Request for Input That Doesn’t Want Input
1. What this pattern is
This pattern appears when leaders invite feedback or strategic thinking but have no intention of using it. The request functions as a performance of collaboration rather than a genuine inquiry. People are asked to contribute depth, but the system only tolerates affirmation.
The gap between the invitation and the actual appetite for input creates chronic frustration. Contributors assume they will influence direction. Decision-makers assume the input is optional. The pattern becomes a cycle where insight is solicited and dismissed in the same breath.
2. How it shows up
- Requests for strategy that are replaced with pre-existing ideas
- Invitations to challenge assumptions that trigger defensiveness
- Brainstorms where decisions have already been made
- Contributors asked for depth and then told their input is too much
- Leaders praising “collaboration” while ignoring inconvenient insights
- Teams adjusting their contributions to avoid conflict
The process looks participatory. The outcome is predetermined.
3. What it is protecting (emotional logic)
The leader wants the appearance of collaboration without the discomfort that true collaboration brings. Input is used to validate decisions, not shape them.

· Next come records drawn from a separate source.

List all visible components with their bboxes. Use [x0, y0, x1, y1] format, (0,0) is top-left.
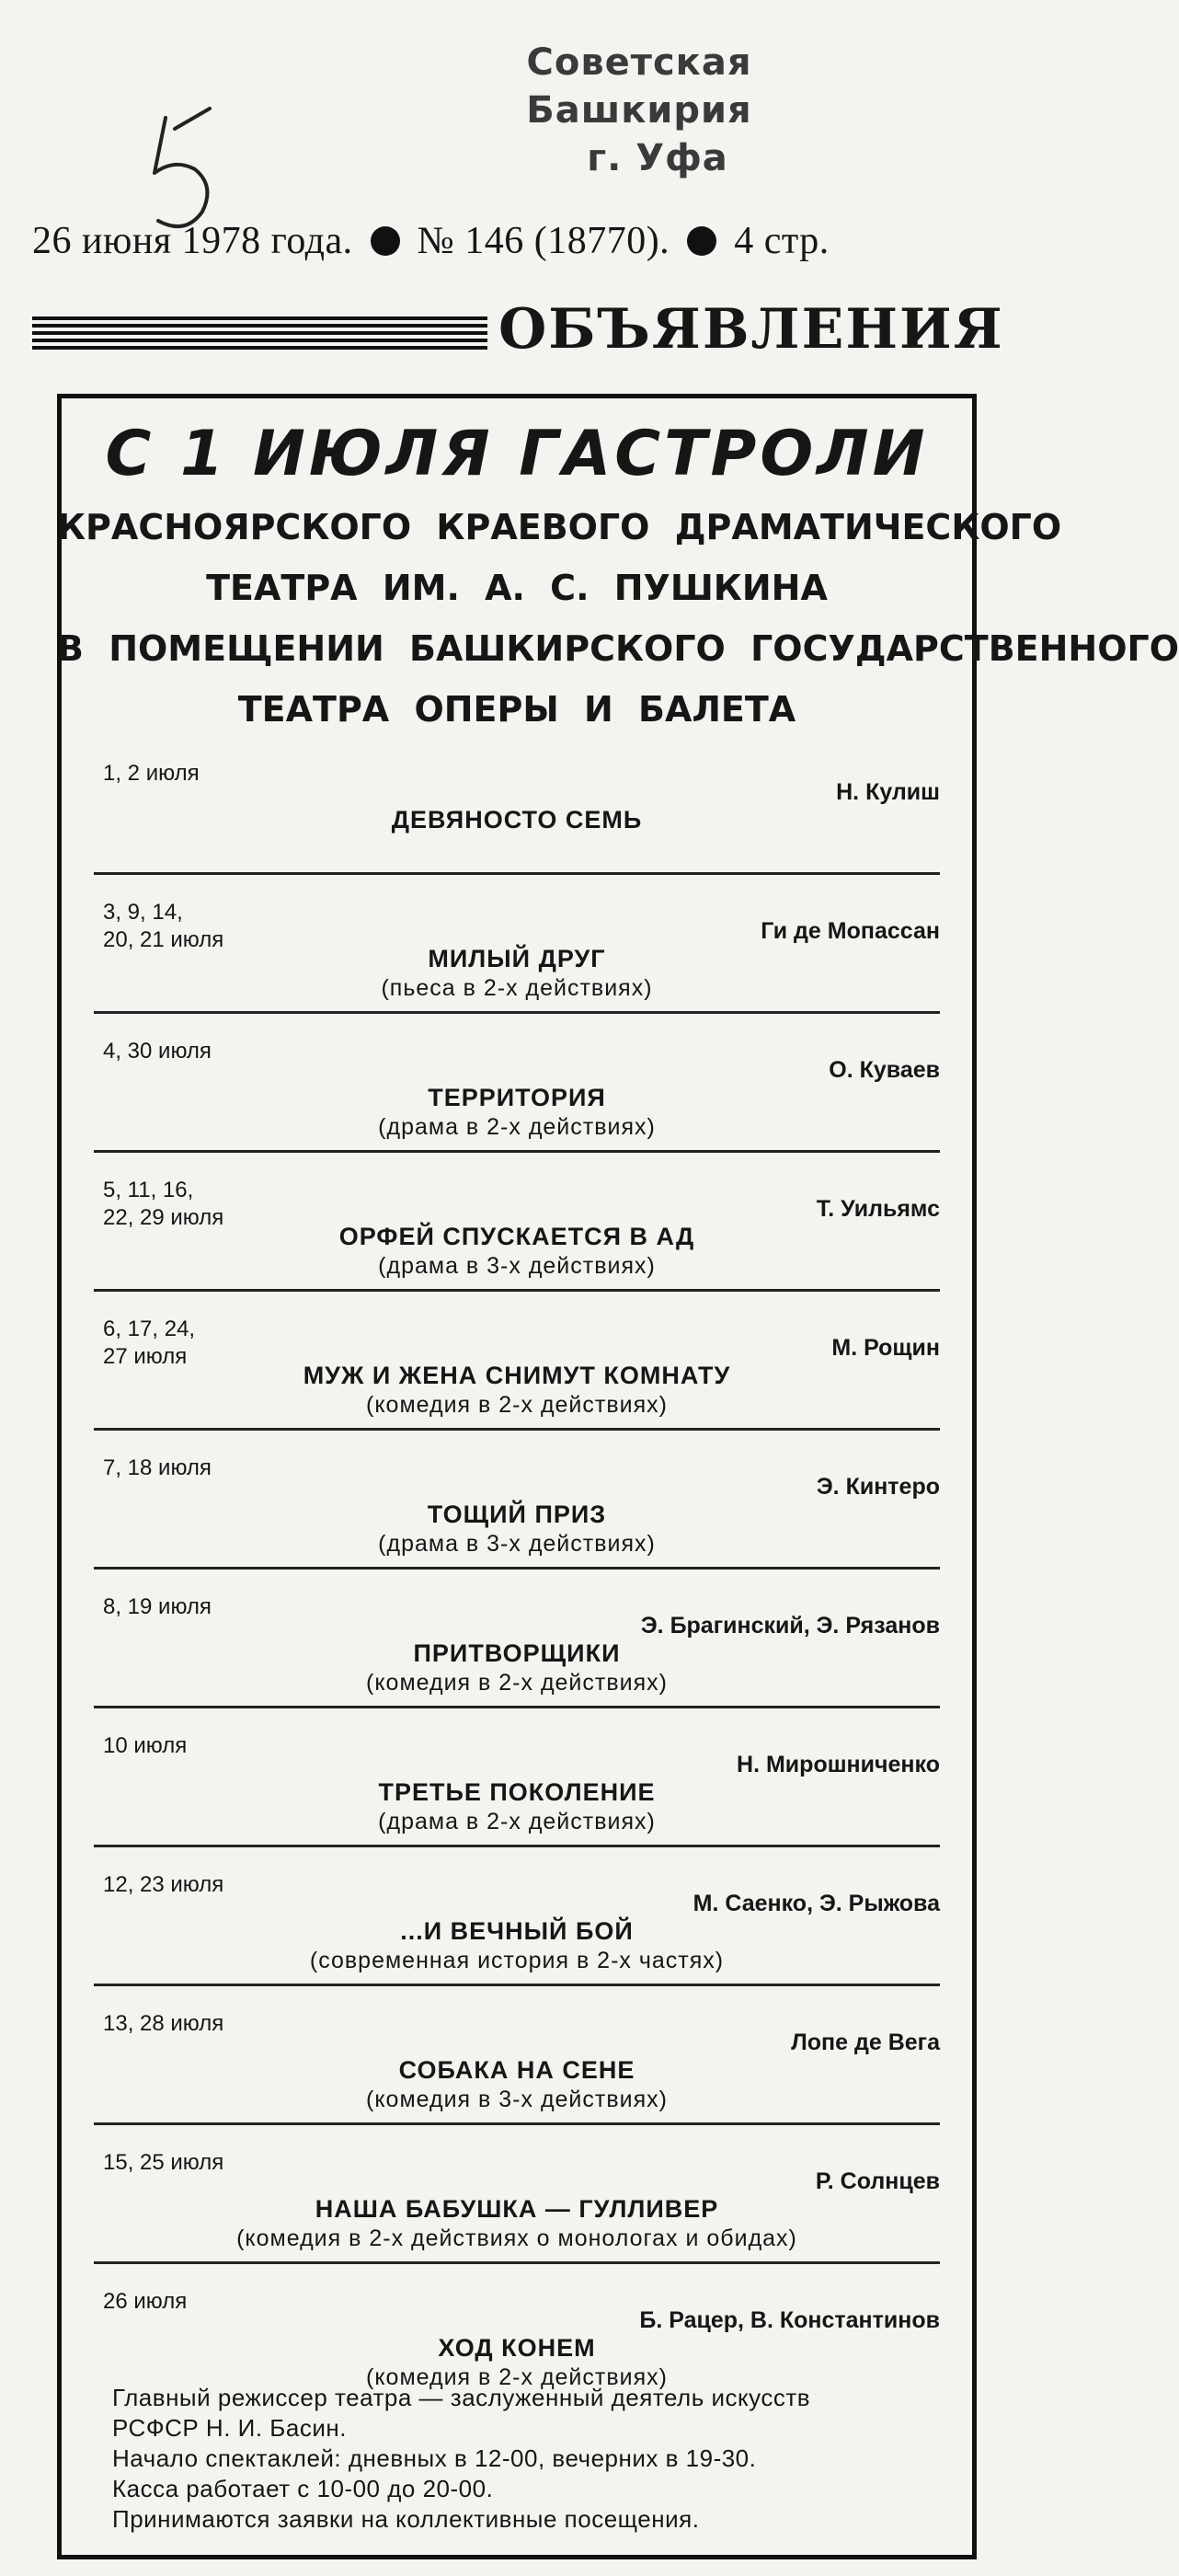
performance-dates: 4, 30 июля	[103, 1039, 212, 1064]
performance-entry	[94, 1986, 940, 2125]
performance-entry	[94, 1153, 940, 1292]
issue-date: 26 июня 1978 года.	[32, 220, 353, 262]
performance-entry	[94, 1847, 940, 1986]
performance-entry	[94, 1570, 940, 1708]
footer-line: Главный режиссер театра — заслуженный деятель искусств	[112, 2384, 811, 2411]
stamp-line-2: г. Уфа	[587, 137, 728, 179]
performance-entry	[94, 875, 940, 1014]
performance-entry	[94, 1431, 940, 1570]
performance-title: МУЖ И ЖЕНА СНИМУТ КОМНАТУ	[303, 1362, 731, 1389]
performance-entry	[94, 2264, 940, 2400]
performance-title: МИЛЫЙ ДРУГ	[428, 945, 606, 972]
performance-genre: (драма в 2-х действиях)	[378, 1114, 656, 1140]
performance-entry	[94, 736, 940, 875]
performance-author: Н. Кулиш	[836, 779, 940, 805]
performance-title: ХОД КОНЕМ	[438, 2334, 596, 2362]
performance-dates: 5, 11, 16, 22, 29 июля	[103, 1178, 224, 1230]
performance-title: СОБАКА НА СЕНЕ	[398, 2056, 635, 2084]
section-title: ОБЪЯВЛЕНИЯ	[498, 297, 1004, 362]
newspaper-stamp	[409, 39, 869, 182]
stamp-line-1: Советская Башкирия	[526, 41, 752, 132]
section-rule	[32, 316, 487, 350]
performance-title: ТЕРРИТОРИЯ	[428, 1084, 606, 1111]
bullet-icon	[371, 226, 400, 256]
performance-title: ...И ВЕЧНЫЙ БОЙ	[400, 1917, 634, 1945]
performance-dates: 1, 2 июля	[103, 761, 200, 786]
performance-title: ТОЩИЙ ПРИЗ	[427, 1501, 607, 1528]
performance-entry	[94, 1708, 940, 1847]
performance-title: ОРФЕЙ СПУСКАЕТСЯ В АД	[338, 1223, 695, 1250]
footer-line: Касса работает с 10-00 до 20-00.	[112, 2475, 494, 2502]
performance-genre: (комедия в 2-х действиях)	[366, 2364, 668, 2390]
issue-dateline	[32, 217, 989, 265]
performance-title: НАША БАБУШКА — ГУЛЛИВЕР	[315, 2195, 719, 2223]
footer-line: Начало спектаклей: дневных в 12-00, вечерних в 19-30.	[112, 2444, 757, 2472]
performance-title: ДЕВЯНОСТО СЕМЬ	[391, 806, 643, 834]
footer-line: Принимаются заявки на коллективные посещения.	[112, 2505, 700, 2533]
performance-entry	[94, 1014, 940, 1153]
announcement-subtitle-line: ТЕАТРА ОПЕРЫ И БАЛЕТА	[237, 689, 796, 730]
bullet-icon	[687, 226, 716, 256]
performance-author: Б. Рацер, В. Константинов	[639, 2307, 940, 2333]
performance-entry	[94, 2125, 940, 2264]
performance-dates: 7, 18 июля	[103, 1455, 212, 1480]
performance-author: Э. Брагинский, Э. Рязанов	[640, 1613, 940, 1639]
announcement-headline: С 1 ИЮЛЯ ГАСТРОЛИ	[105, 418, 929, 490]
performance-genre: (комедия в 3-х действиях)	[366, 2087, 668, 2112]
performance-title: ТРЕТЬЕ ПОКОЛЕНИЕ	[378, 1778, 656, 1806]
performance-genre: (драма в 3-х действиях)	[378, 1253, 656, 1279]
performance-author: М. Рощин	[831, 1335, 940, 1361]
performance-dates: 6, 17, 24, 27 июля	[103, 1317, 196, 1369]
performance-genre: (комедия в 2-х действиях)	[366, 1670, 668, 1696]
performance-dates: 13, 28 июля	[103, 2011, 224, 2036]
performance-author: М. Саенко, Э. Рыжова	[693, 1891, 940, 1916]
announcement-subtitle-line: В ПОМЕЩЕНИИ БАШКИРСКОГО ГОСУДАРСТВЕННОГО	[57, 628, 1179, 669]
performance-dates: 10 июля	[103, 1733, 188, 1758]
performance-genre: (современная история в 2-х частях)	[309, 1948, 725, 1973]
footer-line: РСФСР Н. И. Басин.	[112, 2414, 347, 2442]
announcement-subtitle-line: ТЕАТРА ИМ. А. С. ПУШКИНА	[206, 568, 828, 608]
performance-dates: 15, 25 июля	[103, 2150, 224, 2175]
performance-genre: (пьеса в 2-х действиях)	[381, 975, 653, 1001]
performance-dates: 12, 23 июля	[103, 1872, 224, 1897]
performance-genre: (комедия в 2-х действиях о монологах и обидах)	[236, 2225, 797, 2251]
performance-genre: (драма в 3-х действиях)	[378, 1531, 656, 1557]
performance-author: Э. Кинтеро	[816, 1474, 940, 1500]
performance-dates: 3, 9, 14, 20, 21 июля	[103, 900, 224, 952]
performance-genre: (драма в 2-х действиях)	[378, 1809, 656, 1834]
performance-author: Ги де Мопассан	[761, 918, 940, 944]
performance-list	[94, 736, 940, 2400]
performance-author: Лопе де Вега	[791, 2030, 940, 2055]
theatre-info	[112, 2383, 958, 2535]
performance-author: Р. Солнцев	[815, 2168, 940, 2194]
issue-number: № 146 (18770).	[417, 220, 670, 262]
page-number: 4 стр.	[734, 220, 830, 262]
performance-author: Т. Уильямс	[816, 1196, 940, 1222]
performance-title: ПРИТВОРЩИКИ	[413, 1639, 621, 1667]
performance-dates: 8, 19 июля	[103, 1594, 212, 1619]
performance-entry	[94, 1292, 940, 1431]
announcement-subtitle-line: КРАСНОЯРСКОГО КРАЕВОГО ДРАМАТИЧЕСКОГО	[57, 507, 1062, 547]
performance-genre: (комедия в 2-х действиях)	[366, 1392, 668, 1418]
performance-dates: 26 июля	[103, 2289, 188, 2314]
performance-author: О. Куваев	[829, 1057, 940, 1083]
performance-author: Н. Мирошниченко	[737, 1752, 940, 1777]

Allowing real influence requires confronting ambiguity, revising assumptions, or acknowledging mistakes. Avoiding those experiences protects identity, authority and internal stability. Asking for input becomes a way to maintain harmony while shielding the system from disruption.
4. What it costs the system
- Talented contributors stop offering insight
- High performers disengage because their thinking goes unused
- Decisions lose quality because dissent is not integrated
- Innovation stalls due to lack of cognitive diversity
- Teams learn to mirror the leader instead of challenging them
- Work slows because people wait to align with the unspoken direction
The system loses clarity and depth while believing it is being collaborative.
5. Early signals to watch for
- Feedback meetings where nothing changes afterwards
- Leaders saying “this is great” while implementing something else
- Contributors revising their tone to avoid friction
- People seeking “the right angle” instead of honest analysis
- Insight that lands as threat rather than value
- A pattern of decisions that seem disconnected from team input
6. Questions that expose the pattern
- What outcome did I already decide before asking for input
- Which kinds of insight make me uncomfortable and why
- When I ask for feedback, what am I actually hoping to get
- Whose input do I only accept when it aligns with mine
- How often do I change direction based on other people’s thinking
- What would be disrupted if I let genuine feedback shape the decision
7. What changes when you name it
Leaders stop using consultation as a symbolic act and start using it as a real decision-making tool. Teams begin offering honest insight instead of managed input. Conversations shift from performance to substance. Decisions become sharper because they integrate multiple perspectives instead of protecting a single perspective.
Once the pattern is named, collaboration becomes real instead of ritual.